Wicked Day by Mary Stewart

Author:Mary Stewart
Language: eng
Format: mobi, epub, pdf


This, dry as spice-dust, made Lamorak, even through the grief and rage of the moment, look sharply at the younger man. He said, slowly, as if making a totally new discovery: "You — why, you're one of them.

Her own son. And you talk as if… as if…"

"I am different," said Mordred, shortly. "Here, your cloak. No, that bloodstain's mine, you needn't mind it. Gaheris stabbed my hand. Now, for the Goddess' sake, man, go, and leave him to me."

"What will you do?"

"Lock the room so that the women don't screech the place down when they wake, and get Gaheris out the way he came in. You came in through the main gate, of course? Do the guards know you're still here?"

"No. I left in due discourse, and then… I have a way in. She used to leave a window open when she knew…"

"Yes, of course. But then, why trouble—?" He was going to ask. Why trouble to drug the women? but then he saw that Morgause's sexual affairs would necessarily have to be hidden from the abbess. The holy women could hardly be expected to connive at them.

"I'll have to leave court, of course," said Lamorak. "You will tell the King—?"

"I'll report exactly what happened. I don't imagine the King will blame you. But you'd do well to get away until Gawain and the others have been settled. Good luck and good speed."

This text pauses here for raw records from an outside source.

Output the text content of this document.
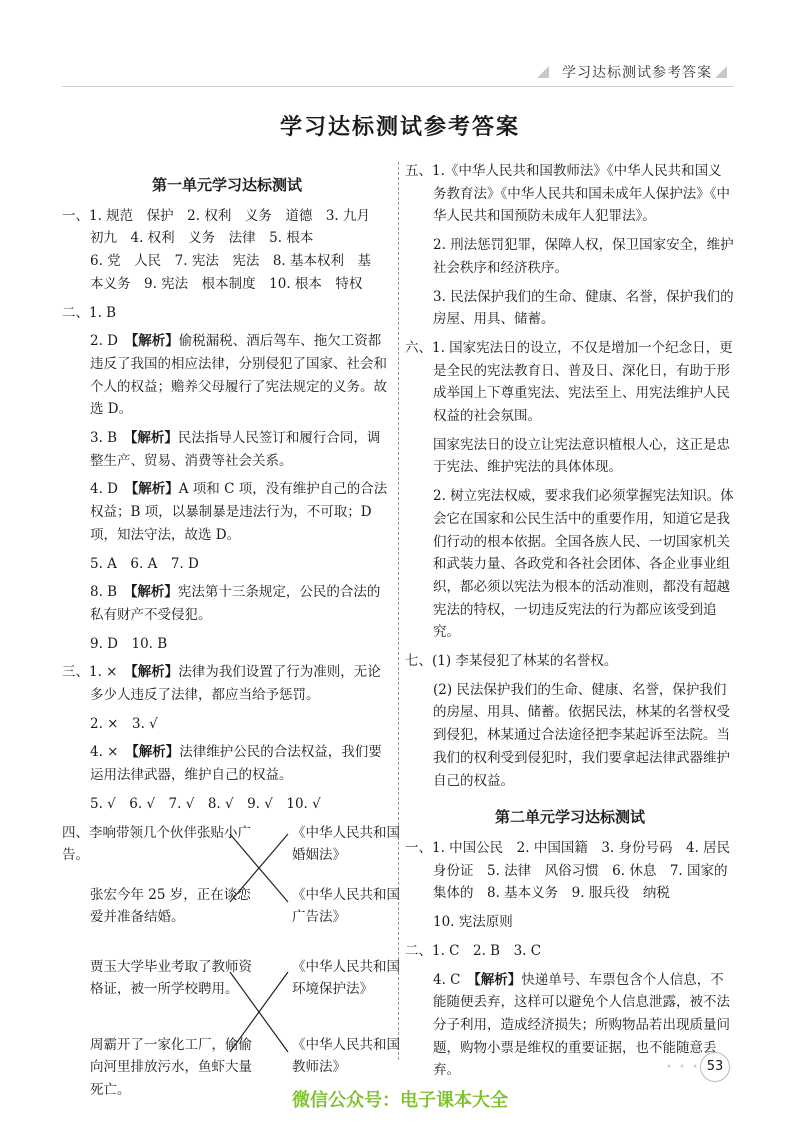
学习达标测试参考答案
学习达标测试参考答案
第一单元学习达标测试
一、1. 规范　保护　2. 权利　义务　道德　3. 九月
初九　4. 权利　义务　法律　5. 根本
6. 党　人民　7. 宪法　宪法　8. 基本权利　基
本义务　9. 宪法　根本制度　10. 根本　特权
二、1. B
2. D　【解析】偷税漏税、酒后驾车、拖欠工资都违反了我国的相应法律，分别侵犯了国家、社会和个人的权益；赡养父母履行了宪法规定的义务。故选 D。
3. B　【解析】民法指导人民签订和履行合同，调整生产、贸易、消费等社会关系。
4. D　【解析】A 项和 C 项，没有维护自己的合法权益；B 项，以暴制暴是违法行为，不可取；D 项，知法守法，故选 D。
5. A　6. A　7. D
8. B　【解析】宪法第十三条规定，公民的合法的私有财产不受侵犯。
9. D　10. B
三、1. ×　【解析】法律为我们设置了行为准则，无论多少人违反了法律，都应当给予惩罚。
2. ×　3. √
4. ×　【解析】法律维护公民的合法权益，我们要运用法律武器，维护自己的权益。
5. √　6. √　7. √　8. √　9. √　10. √
四、李响带领几个伙伴张贴小广告。
张宏今年 25 岁，正在谈恋爱并准备结婚。
贾玉大学毕业考取了教师资格证，被一所学校聘用。
周霸开了一家化工厂，偷偷向河里排放污水，鱼虾大量死亡。
《中华人民共和国婚姻法》
《中华人民共和国广告法》
《中华人民共和国环境保护法》
《中华人民共和国教师法》
五、1.《中华人民共和国教师法》《中华人民共和国义务教育法》《中华人民共和国未成年人保护法》《中华人民共和国预防未成年人犯罪法》。
2. 刑法惩罚犯罪，保障人权，保卫国家安全，维护社会秩序和经济秩序。
3. 民法保护我们的生命、健康、名誉，保护我们的房屋、用具、储蓄。
六、1. 国家宪法日的设立，不仅是增加一个纪念日，更是全民的宪法教育日、普及日、深化日，有助于形成举国上下尊重宪法、宪法至上、用宪法维护人民权益的社会氛围。
国家宪法日的设立让宪法意识植根人心，这正是忠于宪法、维护宪法的具体体现。
2. 树立宪法权威，要求我们必须掌握宪法知识。体会它在国家和公民生活中的重要作用，知道它是我们行动的根本依据。全国各族人民、一切国家机关和武装力量、各政党和各社会团体、各企业事业组织，都必须以宪法为根本的活动准则，都没有超越宪法的特权，一切违反宪法的行为都应该受到追究。
七、(1) 李某侵犯了林某的名誉权。
(2) 民法保护我们的生命、健康、名誉，保护我们的房屋、用具、储蓄。依据民法，林某的名誉权受到侵犯，林某通过合法途径把李某起诉至法院。当我们的权利受到侵犯时，我们要拿起法律武器维护自己的权益。
第二单元学习达标测试
一、1. 中国公民　2. 中国国籍　3. 身份号码　4. 居民身份证　5. 法律　风俗习惯　6. 休息　7. 国家的　集体的　8. 基本义务　9. 服兵役　纳税
10. 宪法原则
二、1. C　2. B　3. C
4. C　【解析】快递单号、车票包含个人信息，不能随便丢弃，这样可以避免个人信息泄露，被不法分子利用，造成经济损失；所购物品若出现质量问题，购物小票是维权的重要证据，也不能随意丢弃。	• • • 53
微信公众号：电子课本大全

Lamorak, with one last look towards the silent bedroom door, went from the room. Mordred glanced once again at the sleeping women, propped Gaheris's blood-stained sword in a shadowed corner where a faldstool hid it from view, then went back into the queen's bedchamber and shut the door behind him.

He found Gaheris on his feet, swaying like a drunken man and looking vaguely round him as if for something he had forgotten.

Mordred took him by the shoulder and drew him, unresisting, away from the bedside. Stooping, he twitched the stained coverlet across to cover the dead body. Gaheris, rigid as a sleepwalker, let himself be led from the room.

Once in the antechamber, and with the door shut, he spoke for the first time, thickly. "Mordred. It was right. It was right to kill her. She was my mother, but she was a queen, and to do thus… to bring shame on us and on all our line… No one can gainsay my right, not even Gawain. And when I kill Lamorak —

that was Lamorak, wasn't it? Her — the man?"

"I didn't see who it was. He snatched up his clothes and went."

"You didn't try to hold him? You should have killed him."

"For the love of Hecate," said Mordred, "save all that for later. Listen, I thought I heard footsteps. It could be time for the night office. Anyone could come by."